“When we see multi-million dollar transactions happen every day, while people cannot afford their rent every day, we have to do more.”
The carried interest loophole enables billionaire hedge fund managers to treat their income, for tax purposes, as investment revenue rather than wage income. Instead of paying a 39.6 percent tax rate on millions in income, they pay a lower 20 percent capital gains tax rate. As a result, they dodge an estimated $18 billion in taxes a year.
Obama should take executive action to close this loophole. The fact that inequality has grown over Obama’s eight years is an embarrassment to his legacy. It symbolizes the power of a couple hundred billionaires to capture our political system and block reform.
As Obama did to close “tax inversions” – the off-shore tax loopholes used by global corporations – he should wave his executive branch wand and change the rules. Former Treasury officials are urging him to do this, since Congress is sitting on its hands. The administration says they don’t have the power, according to New York Times columnist Gretchen Morgenson.
The carried interest loophole has been under political attack since 2007, but has been defended by powerful Wall Street interests and their Republican allies in Congress. All three remaining presidential candidates – Bernie Sanders, Hillary Clinton, and Donald Trump – have called for its elimination.

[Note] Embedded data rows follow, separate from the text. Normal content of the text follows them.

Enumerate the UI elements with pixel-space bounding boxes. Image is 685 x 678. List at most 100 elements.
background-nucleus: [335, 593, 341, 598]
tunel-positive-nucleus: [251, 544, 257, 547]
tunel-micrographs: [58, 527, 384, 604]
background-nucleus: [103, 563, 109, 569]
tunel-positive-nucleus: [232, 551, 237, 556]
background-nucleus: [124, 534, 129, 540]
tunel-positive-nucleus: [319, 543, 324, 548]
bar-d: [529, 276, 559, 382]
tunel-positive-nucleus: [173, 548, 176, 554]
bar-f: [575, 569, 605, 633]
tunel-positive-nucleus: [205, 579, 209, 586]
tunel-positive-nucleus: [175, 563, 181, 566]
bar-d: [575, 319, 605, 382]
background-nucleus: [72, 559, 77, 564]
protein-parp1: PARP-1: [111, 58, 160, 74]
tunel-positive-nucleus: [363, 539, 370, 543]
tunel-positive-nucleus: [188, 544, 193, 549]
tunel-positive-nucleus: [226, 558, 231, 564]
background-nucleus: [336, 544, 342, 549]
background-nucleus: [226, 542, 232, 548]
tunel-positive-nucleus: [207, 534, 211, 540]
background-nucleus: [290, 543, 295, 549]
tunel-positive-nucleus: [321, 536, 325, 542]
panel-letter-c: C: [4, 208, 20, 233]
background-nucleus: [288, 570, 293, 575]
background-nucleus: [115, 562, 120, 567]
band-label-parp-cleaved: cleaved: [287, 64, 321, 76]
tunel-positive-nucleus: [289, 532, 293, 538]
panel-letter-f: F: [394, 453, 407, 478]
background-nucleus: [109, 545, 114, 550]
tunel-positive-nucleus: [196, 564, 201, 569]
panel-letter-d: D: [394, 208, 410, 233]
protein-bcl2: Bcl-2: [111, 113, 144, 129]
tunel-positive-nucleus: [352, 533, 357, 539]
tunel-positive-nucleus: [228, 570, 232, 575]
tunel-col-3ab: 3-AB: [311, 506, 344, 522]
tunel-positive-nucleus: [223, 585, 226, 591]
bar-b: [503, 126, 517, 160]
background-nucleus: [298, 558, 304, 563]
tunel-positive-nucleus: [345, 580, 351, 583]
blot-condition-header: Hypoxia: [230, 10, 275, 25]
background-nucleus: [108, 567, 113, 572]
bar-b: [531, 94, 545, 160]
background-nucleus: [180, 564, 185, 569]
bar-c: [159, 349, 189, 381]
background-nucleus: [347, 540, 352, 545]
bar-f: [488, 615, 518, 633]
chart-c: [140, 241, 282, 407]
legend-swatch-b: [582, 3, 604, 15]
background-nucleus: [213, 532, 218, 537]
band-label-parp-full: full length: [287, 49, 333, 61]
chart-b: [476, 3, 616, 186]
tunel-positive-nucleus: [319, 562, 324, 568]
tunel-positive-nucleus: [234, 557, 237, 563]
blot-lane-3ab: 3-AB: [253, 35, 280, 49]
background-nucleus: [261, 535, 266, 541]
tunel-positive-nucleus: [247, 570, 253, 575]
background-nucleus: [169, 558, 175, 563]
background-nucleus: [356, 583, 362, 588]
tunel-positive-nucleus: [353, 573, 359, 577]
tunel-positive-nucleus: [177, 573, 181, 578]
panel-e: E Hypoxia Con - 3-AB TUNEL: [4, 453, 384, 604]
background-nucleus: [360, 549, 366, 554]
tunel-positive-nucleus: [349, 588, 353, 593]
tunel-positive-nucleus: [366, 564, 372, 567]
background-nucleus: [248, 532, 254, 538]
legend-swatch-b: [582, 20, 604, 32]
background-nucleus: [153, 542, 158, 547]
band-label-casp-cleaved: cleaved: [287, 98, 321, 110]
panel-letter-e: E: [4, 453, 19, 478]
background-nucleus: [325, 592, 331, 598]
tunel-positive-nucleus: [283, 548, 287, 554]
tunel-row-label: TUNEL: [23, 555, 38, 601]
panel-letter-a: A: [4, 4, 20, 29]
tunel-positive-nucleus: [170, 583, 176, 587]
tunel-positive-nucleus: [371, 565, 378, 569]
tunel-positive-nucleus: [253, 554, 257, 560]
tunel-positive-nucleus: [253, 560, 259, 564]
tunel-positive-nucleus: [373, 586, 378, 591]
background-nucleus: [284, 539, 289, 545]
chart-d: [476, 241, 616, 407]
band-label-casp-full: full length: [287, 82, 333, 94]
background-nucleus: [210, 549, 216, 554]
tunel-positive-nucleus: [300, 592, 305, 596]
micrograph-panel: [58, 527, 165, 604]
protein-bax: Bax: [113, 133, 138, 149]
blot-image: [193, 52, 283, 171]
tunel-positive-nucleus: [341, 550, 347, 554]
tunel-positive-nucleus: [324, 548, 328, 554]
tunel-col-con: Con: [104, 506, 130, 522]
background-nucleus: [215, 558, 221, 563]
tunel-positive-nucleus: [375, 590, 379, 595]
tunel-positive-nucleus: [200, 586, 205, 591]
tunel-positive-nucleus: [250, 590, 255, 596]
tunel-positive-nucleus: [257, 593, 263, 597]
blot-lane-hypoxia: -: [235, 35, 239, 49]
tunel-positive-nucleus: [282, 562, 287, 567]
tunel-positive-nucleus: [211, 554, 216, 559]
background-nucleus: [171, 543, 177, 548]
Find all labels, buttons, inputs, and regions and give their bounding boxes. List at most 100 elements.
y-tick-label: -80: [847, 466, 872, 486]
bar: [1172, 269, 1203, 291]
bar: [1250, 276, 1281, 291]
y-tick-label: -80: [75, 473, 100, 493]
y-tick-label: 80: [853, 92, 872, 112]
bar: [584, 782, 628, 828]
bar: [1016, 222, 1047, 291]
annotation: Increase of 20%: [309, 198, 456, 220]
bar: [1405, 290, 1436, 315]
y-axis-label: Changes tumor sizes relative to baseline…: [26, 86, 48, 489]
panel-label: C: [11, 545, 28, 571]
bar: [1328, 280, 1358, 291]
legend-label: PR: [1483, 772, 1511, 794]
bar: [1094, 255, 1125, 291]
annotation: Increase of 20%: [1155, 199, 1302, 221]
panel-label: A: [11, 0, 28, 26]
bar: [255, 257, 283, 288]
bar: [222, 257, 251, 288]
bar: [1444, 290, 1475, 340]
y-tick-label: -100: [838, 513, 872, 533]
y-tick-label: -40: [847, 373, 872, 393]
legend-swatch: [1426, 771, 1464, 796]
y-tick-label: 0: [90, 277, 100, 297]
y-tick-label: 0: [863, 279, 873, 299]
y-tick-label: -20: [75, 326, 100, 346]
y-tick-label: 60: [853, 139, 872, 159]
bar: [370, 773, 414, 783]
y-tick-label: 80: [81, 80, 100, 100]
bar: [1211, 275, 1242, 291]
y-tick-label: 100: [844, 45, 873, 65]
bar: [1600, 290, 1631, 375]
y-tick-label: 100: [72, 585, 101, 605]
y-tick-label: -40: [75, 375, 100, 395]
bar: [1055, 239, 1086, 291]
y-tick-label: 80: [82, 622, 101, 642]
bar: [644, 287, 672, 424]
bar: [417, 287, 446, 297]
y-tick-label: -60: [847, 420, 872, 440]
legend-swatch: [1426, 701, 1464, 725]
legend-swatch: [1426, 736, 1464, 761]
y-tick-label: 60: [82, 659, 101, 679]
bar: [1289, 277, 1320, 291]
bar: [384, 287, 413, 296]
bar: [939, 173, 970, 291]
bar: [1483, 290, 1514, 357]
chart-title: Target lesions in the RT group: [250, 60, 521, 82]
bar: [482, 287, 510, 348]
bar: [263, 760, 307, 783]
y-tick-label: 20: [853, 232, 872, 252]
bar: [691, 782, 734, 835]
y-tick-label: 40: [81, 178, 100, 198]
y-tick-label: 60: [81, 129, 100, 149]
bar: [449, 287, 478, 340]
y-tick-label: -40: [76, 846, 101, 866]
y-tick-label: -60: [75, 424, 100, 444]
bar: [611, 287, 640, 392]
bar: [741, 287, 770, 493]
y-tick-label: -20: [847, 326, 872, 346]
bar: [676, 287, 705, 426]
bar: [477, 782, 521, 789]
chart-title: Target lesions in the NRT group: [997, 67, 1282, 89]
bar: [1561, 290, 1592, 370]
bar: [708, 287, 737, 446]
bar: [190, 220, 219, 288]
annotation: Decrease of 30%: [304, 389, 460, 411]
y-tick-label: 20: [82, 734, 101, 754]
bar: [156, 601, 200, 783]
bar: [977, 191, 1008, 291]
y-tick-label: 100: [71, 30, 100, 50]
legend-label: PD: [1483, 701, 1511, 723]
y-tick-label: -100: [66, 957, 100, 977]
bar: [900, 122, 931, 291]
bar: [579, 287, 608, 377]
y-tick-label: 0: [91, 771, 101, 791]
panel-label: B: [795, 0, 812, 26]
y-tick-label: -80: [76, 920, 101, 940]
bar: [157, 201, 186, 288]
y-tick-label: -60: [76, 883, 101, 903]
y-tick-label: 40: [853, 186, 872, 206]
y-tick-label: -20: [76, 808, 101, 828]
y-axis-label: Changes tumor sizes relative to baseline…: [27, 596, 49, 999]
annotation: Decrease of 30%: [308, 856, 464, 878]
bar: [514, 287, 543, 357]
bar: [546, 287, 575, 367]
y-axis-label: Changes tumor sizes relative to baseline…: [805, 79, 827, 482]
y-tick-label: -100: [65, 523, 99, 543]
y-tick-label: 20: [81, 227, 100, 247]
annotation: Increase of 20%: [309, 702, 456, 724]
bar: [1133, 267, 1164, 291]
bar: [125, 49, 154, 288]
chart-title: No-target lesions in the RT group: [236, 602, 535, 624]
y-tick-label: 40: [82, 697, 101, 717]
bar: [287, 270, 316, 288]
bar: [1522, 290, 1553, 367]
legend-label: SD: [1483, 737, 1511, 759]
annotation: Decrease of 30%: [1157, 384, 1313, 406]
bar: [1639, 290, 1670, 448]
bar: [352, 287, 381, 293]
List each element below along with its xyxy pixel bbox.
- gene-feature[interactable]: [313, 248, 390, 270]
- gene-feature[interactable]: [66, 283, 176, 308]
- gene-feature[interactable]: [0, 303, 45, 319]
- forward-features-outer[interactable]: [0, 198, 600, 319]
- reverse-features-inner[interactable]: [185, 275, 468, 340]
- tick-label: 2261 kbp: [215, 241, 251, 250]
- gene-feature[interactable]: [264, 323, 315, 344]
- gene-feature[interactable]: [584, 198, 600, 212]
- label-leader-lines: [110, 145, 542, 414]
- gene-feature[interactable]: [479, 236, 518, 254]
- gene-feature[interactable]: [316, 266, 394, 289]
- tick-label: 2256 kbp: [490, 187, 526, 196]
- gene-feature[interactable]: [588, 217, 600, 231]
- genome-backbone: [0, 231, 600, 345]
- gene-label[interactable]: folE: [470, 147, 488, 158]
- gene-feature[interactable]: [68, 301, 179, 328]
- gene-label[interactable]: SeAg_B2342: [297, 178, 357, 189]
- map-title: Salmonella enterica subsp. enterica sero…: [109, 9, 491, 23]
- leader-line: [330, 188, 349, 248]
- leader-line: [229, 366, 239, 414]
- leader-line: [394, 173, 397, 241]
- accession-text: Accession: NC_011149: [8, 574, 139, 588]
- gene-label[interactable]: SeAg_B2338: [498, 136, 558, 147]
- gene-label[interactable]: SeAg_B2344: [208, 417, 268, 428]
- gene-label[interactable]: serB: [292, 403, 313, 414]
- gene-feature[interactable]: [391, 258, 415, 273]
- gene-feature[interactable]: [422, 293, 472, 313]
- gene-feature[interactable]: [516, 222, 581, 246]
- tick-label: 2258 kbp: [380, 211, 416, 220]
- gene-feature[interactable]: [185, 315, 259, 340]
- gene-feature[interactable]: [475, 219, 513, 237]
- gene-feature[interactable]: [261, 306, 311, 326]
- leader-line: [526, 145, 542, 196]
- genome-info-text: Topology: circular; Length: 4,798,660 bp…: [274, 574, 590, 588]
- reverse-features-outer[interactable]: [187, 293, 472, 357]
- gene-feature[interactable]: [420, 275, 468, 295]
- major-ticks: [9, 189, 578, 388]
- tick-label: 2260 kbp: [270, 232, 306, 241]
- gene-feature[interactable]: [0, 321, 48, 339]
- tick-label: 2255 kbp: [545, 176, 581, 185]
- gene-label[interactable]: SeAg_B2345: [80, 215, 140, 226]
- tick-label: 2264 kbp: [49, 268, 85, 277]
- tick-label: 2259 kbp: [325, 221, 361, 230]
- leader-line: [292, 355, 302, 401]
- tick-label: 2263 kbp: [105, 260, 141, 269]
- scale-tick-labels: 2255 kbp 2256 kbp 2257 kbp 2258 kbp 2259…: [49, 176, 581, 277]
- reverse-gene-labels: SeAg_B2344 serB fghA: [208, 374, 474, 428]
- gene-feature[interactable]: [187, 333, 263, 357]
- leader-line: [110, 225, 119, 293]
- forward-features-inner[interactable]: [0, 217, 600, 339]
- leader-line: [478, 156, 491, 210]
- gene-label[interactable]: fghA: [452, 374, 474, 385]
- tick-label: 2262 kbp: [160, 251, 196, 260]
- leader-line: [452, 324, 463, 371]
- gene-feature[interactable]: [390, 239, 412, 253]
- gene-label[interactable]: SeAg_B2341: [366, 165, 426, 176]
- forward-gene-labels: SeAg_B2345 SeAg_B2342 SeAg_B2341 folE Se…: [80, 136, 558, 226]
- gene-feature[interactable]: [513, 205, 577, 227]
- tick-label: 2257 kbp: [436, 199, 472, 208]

Victor Fleischer, a law professor at the University of San Diego, argues that executive action would make a dent on growing inequality. More than two-thirds of the revenue generated by closing the carried interest loophole would come from financial managers in the richest one-tenth of one-percent. The rest would come from oil and gas partnerships, mining and real estate companies.
Activists in a number of states are not waiting for Congress in Washington, DC. They are proposing that states collect the missing revenue until Congress acts. In New York State, the Patriotic Millionaires and the Hedgeclippers coalition are calling on the legislature to close the loophole, potentially generating $3.7 billion in revenue for the state.
“It is unconscionable that the carried interest loophole allows money mangers in New York pay a lower rate than hard working New Yorkers in every city and town from Plattsburgh to Buffalo,” said Morris Pearl, Chairman of the Patriotic Millionaires, at a planeside press conference. Pearl is the former managing director of BlackRock, one of the world’s largest private investment firms. “It’s time to close the carried interest loophole and New York has tremendous power to lead the nation towards a more fair and just tax system.”
Legislation to “repatriate” the lost fees from the carried interest loophole is advancing quickly in Albany, along with campaigns in New Jersey, Connecticut and Massachusetts.
Whether Obama picks a fight with the hedge fund class will tell us more about his legacy than a mountain of press releases about inequality in America.